The trouble is that there is little consistency in the way banks do their accounting, while derivatives based on mortgages are thinly traded and hard to value. But the outlook for the value of mortgage-backed debt is worsening. The ABX index, which tracks bonds containing subprime mortgage debt (this is packaged into collateralised debt obligations sold worldwide to banks, hedge funds and other financial institutions) is the only tool available to measure sentiment in the subprime world. It shows that even the supposedly safe tranches of subprime-linked mortgage debt, rated AAA and AA, have fallen in value by 20% and 50% respectively, says the FT’s Gillian Tett. 

Ratings agencies have been downgrading these securities as the news from the subprime market has grown worse. According to Barclays Capital, 16% of subprime mortgages taken out in January 2006 are in default and 28% are in arrears beyond 30 days. With low introductory interest rates on many subprime mortgage loans expiring after 12-18 months, it’s no wonder a Congressional Report suggests that over two million homes financed by subprime loans will go into foreclosure over the next 18 months. “Take this to the bank,” says John Mauldin on Investorsinsight.com: there will be more bank write-downs “as more and more mortgages go into foreclosure, forcing more downgrades of asset-backed paper”. And as the housing bust intensifies, problems will spread beyond the subprime sector.
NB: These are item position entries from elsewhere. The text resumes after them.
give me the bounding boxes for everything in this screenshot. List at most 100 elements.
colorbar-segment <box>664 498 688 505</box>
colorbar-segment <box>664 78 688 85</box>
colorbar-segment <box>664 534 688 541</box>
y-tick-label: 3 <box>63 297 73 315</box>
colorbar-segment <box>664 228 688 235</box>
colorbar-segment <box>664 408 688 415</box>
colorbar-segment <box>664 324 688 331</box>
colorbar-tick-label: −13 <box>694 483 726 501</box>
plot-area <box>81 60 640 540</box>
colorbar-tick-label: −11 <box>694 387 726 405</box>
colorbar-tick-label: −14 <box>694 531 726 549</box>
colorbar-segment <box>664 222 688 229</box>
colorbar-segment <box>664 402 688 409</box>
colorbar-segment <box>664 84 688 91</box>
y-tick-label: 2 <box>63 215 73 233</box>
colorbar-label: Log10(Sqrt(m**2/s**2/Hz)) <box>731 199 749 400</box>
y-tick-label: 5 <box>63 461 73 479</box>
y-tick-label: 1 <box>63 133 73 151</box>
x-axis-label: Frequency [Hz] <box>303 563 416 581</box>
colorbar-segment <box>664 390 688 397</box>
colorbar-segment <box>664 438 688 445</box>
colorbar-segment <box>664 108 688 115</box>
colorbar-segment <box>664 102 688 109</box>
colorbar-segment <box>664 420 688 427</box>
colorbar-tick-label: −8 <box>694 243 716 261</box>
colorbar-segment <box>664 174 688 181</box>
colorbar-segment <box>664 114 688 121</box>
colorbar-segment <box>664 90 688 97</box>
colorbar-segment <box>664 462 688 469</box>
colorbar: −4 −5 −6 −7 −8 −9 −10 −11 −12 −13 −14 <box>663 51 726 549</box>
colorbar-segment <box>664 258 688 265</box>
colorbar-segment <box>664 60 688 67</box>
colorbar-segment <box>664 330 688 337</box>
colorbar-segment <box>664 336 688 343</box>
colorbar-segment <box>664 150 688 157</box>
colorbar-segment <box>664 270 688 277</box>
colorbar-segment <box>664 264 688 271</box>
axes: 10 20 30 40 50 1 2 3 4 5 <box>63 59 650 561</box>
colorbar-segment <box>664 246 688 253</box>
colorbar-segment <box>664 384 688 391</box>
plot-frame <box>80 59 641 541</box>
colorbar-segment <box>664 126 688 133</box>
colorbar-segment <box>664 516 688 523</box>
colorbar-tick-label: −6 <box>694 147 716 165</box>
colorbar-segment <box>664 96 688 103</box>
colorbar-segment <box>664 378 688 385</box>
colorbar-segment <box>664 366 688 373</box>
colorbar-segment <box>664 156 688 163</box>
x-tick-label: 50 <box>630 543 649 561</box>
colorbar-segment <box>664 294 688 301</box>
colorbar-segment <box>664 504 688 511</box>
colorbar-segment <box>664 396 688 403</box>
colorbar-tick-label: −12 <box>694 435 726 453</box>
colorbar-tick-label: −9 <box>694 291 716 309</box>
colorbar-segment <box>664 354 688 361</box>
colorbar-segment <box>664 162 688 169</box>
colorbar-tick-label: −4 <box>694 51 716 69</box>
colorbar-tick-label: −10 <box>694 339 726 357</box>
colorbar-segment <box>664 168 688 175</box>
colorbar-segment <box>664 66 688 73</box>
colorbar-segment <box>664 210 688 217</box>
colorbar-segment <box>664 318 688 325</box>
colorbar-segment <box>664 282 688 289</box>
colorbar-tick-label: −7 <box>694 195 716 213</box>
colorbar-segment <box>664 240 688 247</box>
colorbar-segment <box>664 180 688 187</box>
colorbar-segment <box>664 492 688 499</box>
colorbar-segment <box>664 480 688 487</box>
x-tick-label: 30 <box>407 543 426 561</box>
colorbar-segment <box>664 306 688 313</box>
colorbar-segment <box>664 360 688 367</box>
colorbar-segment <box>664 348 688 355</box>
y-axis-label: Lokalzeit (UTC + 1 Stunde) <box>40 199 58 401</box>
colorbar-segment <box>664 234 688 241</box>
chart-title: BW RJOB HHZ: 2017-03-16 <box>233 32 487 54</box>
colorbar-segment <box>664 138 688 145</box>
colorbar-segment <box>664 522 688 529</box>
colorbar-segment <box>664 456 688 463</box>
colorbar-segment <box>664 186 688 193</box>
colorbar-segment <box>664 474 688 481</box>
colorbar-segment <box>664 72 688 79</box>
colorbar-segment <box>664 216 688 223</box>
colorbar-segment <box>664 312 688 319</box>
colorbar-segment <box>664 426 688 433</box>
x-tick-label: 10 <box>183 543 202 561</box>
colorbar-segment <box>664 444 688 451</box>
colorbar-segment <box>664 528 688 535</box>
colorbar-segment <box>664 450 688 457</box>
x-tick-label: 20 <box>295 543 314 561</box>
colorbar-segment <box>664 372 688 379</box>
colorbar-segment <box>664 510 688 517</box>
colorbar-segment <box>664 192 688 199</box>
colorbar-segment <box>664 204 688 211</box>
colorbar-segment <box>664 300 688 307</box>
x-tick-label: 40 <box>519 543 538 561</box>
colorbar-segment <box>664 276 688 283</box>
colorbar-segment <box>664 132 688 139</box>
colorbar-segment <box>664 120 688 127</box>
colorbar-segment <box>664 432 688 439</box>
The housing bust will “hobble” any recovery in the global credit markets for months to come, says Ambrose Evans-Pritchard in The Daily Telegraph

Mortgages aren’t the only issue bedevilling investors. Companies that insure bonds, such as America’s MBIA and AMBAC, may be hit by the subprime fallout. Many transactions – not just those linked to subprime derivatives – depend on their guarantee, so if their exposure to subprime problems led to their credit rating being downgraded, that would cut the value of bonds they insure, producing a knock-on effect across the credit market. “This panic has ‘contagion’ written all over it,” says Lex in the FT.

More broadly, mounting credit problems at banks imply tighter lending and a slower economy – which is already threatened by consumer retrenchment amid sliding house prices. The crunch has already spurred a sharp tightening in lending criteria for US businesses and households, notes Capital Economics.

Throw in declining US profits and the fact that it’s far from clear that Europe and Asia can offset America’s economic weakness, and the outlook is growing uglier by the day.